The results presented in the subsections Special classes of positive cases and Special classes of negative cases (above) indicate the existence of a possibly strong correlation between the weighted accuracy of prognosis and the proportion of patterns covering a case. Similarly to the index introduced by Alexe and coworkers [40] for risk stratification among cardiac patients, it is to be expected that a prognostic index for breast cancer patients could also be developed.

Comparison with other studies

Various research groups have focused on finding molecular signatures of cancer prognosis. Ramaswamy and coworkers [56] analyzed the gene expression profiles of 12 metastatic adenocarcinoma nodules of diverse origins (lung, breast, prostate, colorectal, uterus, and ovary), and detected 17 gene signatures associated with metastases. Eight out of the 17 genes (SNRPF [small nuclear ribonucleoprotein F], EIF4EL3 [elongation initiation factor 4E-like 3], HNRPAB [heterogeneous nuclear ribonucleoprotein A/B], DHPS [deoxyhypusine synthase], PTTG1 [securin], COL1A1 [type 1 collagen α1], COL1A2 [type 1 collagen α2], and LMNB1 [lamin]) were found to be upregulated in metastases, whereas the remaining nine genes (ACTG2 [actin γ2], MYLK [myosin light chain kinase], MYH11 [myosin heavy chain 11], CNN1 [calponin 1], HLA-DPB1 [MHC class II DPβ1], RUNX1 [runt-related transcription factor 1], MT3 [metallothioein 3], NR4A1 [nuclear hormone receptor TR3], and RBM5 [RNA binding motif 5]) were found to be downregulated. None of these 17 genes was included among the poor prognosis signature in the study by van 't Veer and coworkers [3], whereas only one of them (COL1A1) was included in the support set of LAD.

Using cDNA gene expression profiling, van 't Veer and colleagues [57] showed that human primary breast cancer tumors are similar to distant metastases of the same patient.
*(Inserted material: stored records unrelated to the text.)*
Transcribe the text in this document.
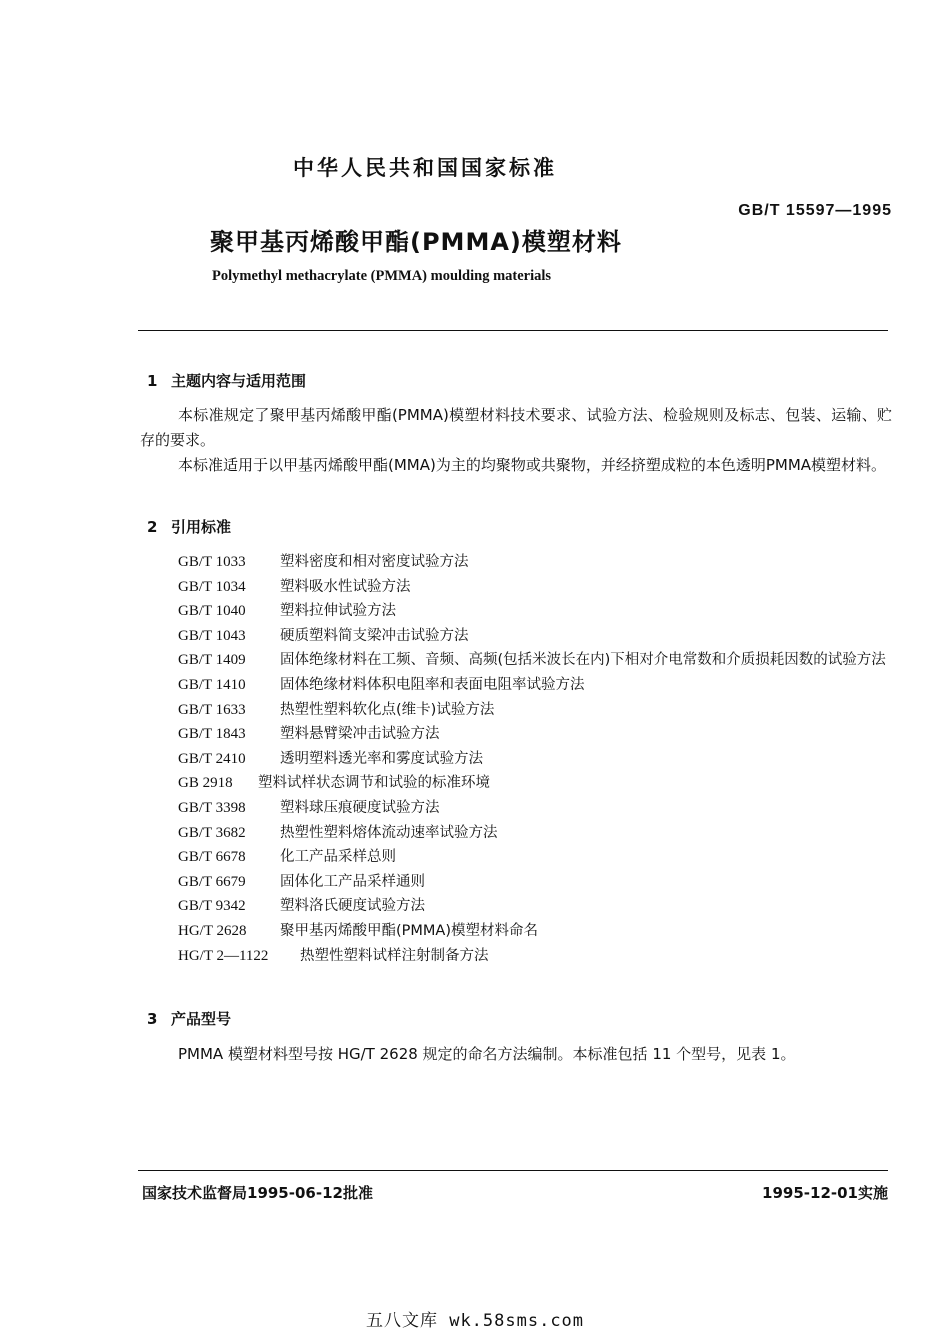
中华人民共和国国家标准
GB/T 15597—1995
聚甲基丙烯酸甲酯(PMMA)模塑材料
Polymethyl methacrylate (PMMA) moulding materials
1 主题内容与适用范围
本标准规定了聚甲基丙烯酸甲酯(PMMA)模塑材料技术要求、试验方法、检验规则及标志、包装、运输、贮存的要求。
本标准适用于以甲基丙烯酸甲酯(MMA)为主的均聚物或共聚物，并经挤塑成粒的本色透明PMMA模塑材料。
2 引用标准
GB/T 1033	塑料密度和相对密度试验方法
GB/T 1034	塑料吸水性试验方法
GB/T 1040	塑料拉伸试验方法
GB/T 1043	硬质塑料简支梁冲击试验方法
GB/T 1409	固体绝缘材料在工频、音频、高频(包括米波长在内)下相对介电常数和介质损耗因数的试验方法
GB/T 1410	固体绝缘材料体积电阻率和表面电阻率试验方法
GB/T 1633	热塑性塑料软化点(维卡)试验方法
GB/T 1843	塑料悬臂梁冲击试验方法
GB/T 2410	透明塑料透光率和雾度试验方法
GB 2918	塑料试样状态调节和试验的标准环境
GB/T 3398	塑料球压痕硬度试验方法
GB/T 3682	热塑性塑料熔体流动速率试验方法
GB/T 6678	化工产品采样总则
GB/T 6679	固体化工产品采样通则
GB/T 9342	塑料洛氏硬度试验方法
HG/T 2628	聚甲基丙烯酸甲酯(PMMA)模塑材料命名
HG/T 2—1122	热塑性塑料试样注射制备方法
3 产品型号
PMMA 模塑材料型号按 HG/T 2628 规定的命名方法编制。本标准包括 11 个型号，见表 1。
国家技术监督局1995-06-12批准	1995-12-01实施
五八文库 wk.58sms.com
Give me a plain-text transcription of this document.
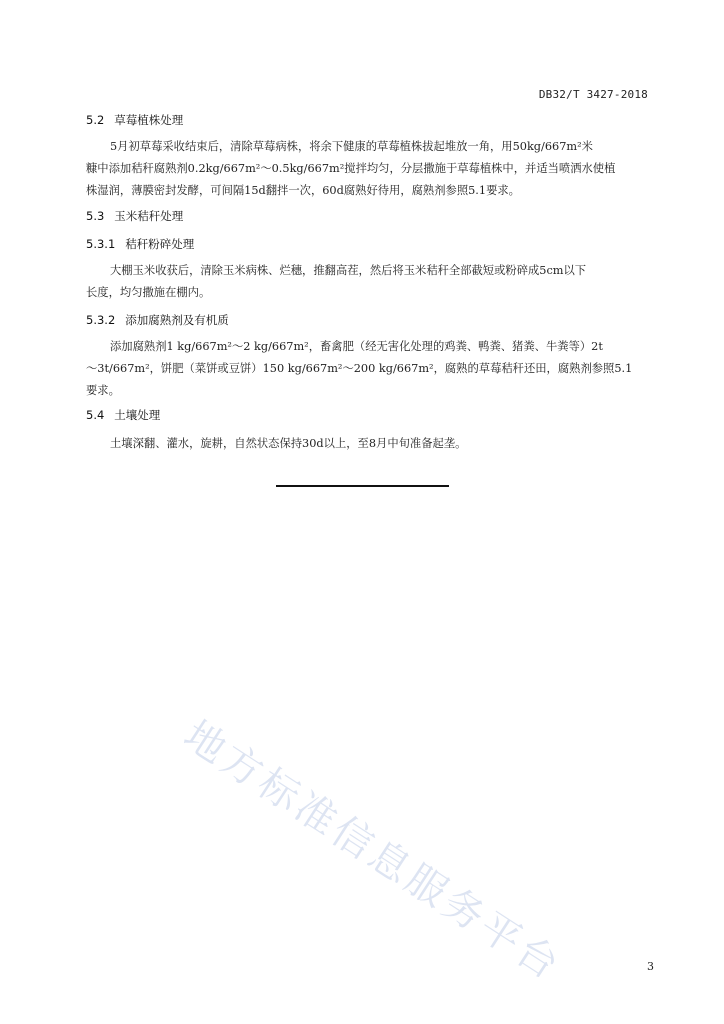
DB32/T 3427-2018
5.2 草莓植株处理
5月初草莓采收结束后，清除草莓病株，将余下健康的草莓植株拔起堆放一角，用50kg/667m²米
糠中添加秸秆腐熟剂0.2kg/667m²～0.5kg/667m²搅拌均匀，分层撒施于草莓植株中，并适当喷洒水使植
株湿润，薄膜密封发酵，可间隔15d翻拌一次，60d腐熟好待用，腐熟剂参照5.1要求。
5.3 玉米秸秆处理
5.3.1 秸秆粉碎处理
大棚玉米收获后，清除玉米病株、烂穗，推翻高茬，然后将玉米秸秆全部截短或粉碎成5cm以下
长度，均匀撒施在棚内。
5.3.2 添加腐熟剂及有机质
添加腐熟剂1 kg/667m²～2 kg/667m²，畜禽肥（经无害化处理的鸡粪、鸭粪、猪粪、牛粪等）2t
～3t/667m²，饼肥（菜饼或豆饼）150 kg/667m²～200 kg/667m²，腐熟的草莓秸秆还田，腐熟剂参照5.1
要求。
5.4 土壤处理
土壤深翻、灌水，旋耕，自然状态保持30d以上，至8月中旬准备起垄。
地方标准信息服务平台	3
As concluded by Weigelt and coworkers [57], these findings support the finding of van 't Veer and coworkers [3] that the outcome of breast cancer can be predicted by the gene expression signature of primary tumors. We wished to determine whether the genes in the support set identified by LAD as being predictive of the breast cancer outcome would be able to distinguish between paired primary breast tumors and metastases. However, none of the genes in the LAD support set of 17 genes were used in the 18,336 cDNA microarrays of Weigelt and coworkers [57].

In a recent study, Dai and coworkers [58] showed that within a group of patients with high estrogen receptor there is a group of 50 mostly cell-cycle genes that are able to predict the occurrence of metastases. The LAD support set of 17 genes are disjointed with the set of 50 genes identified by Dai and coworkers [58].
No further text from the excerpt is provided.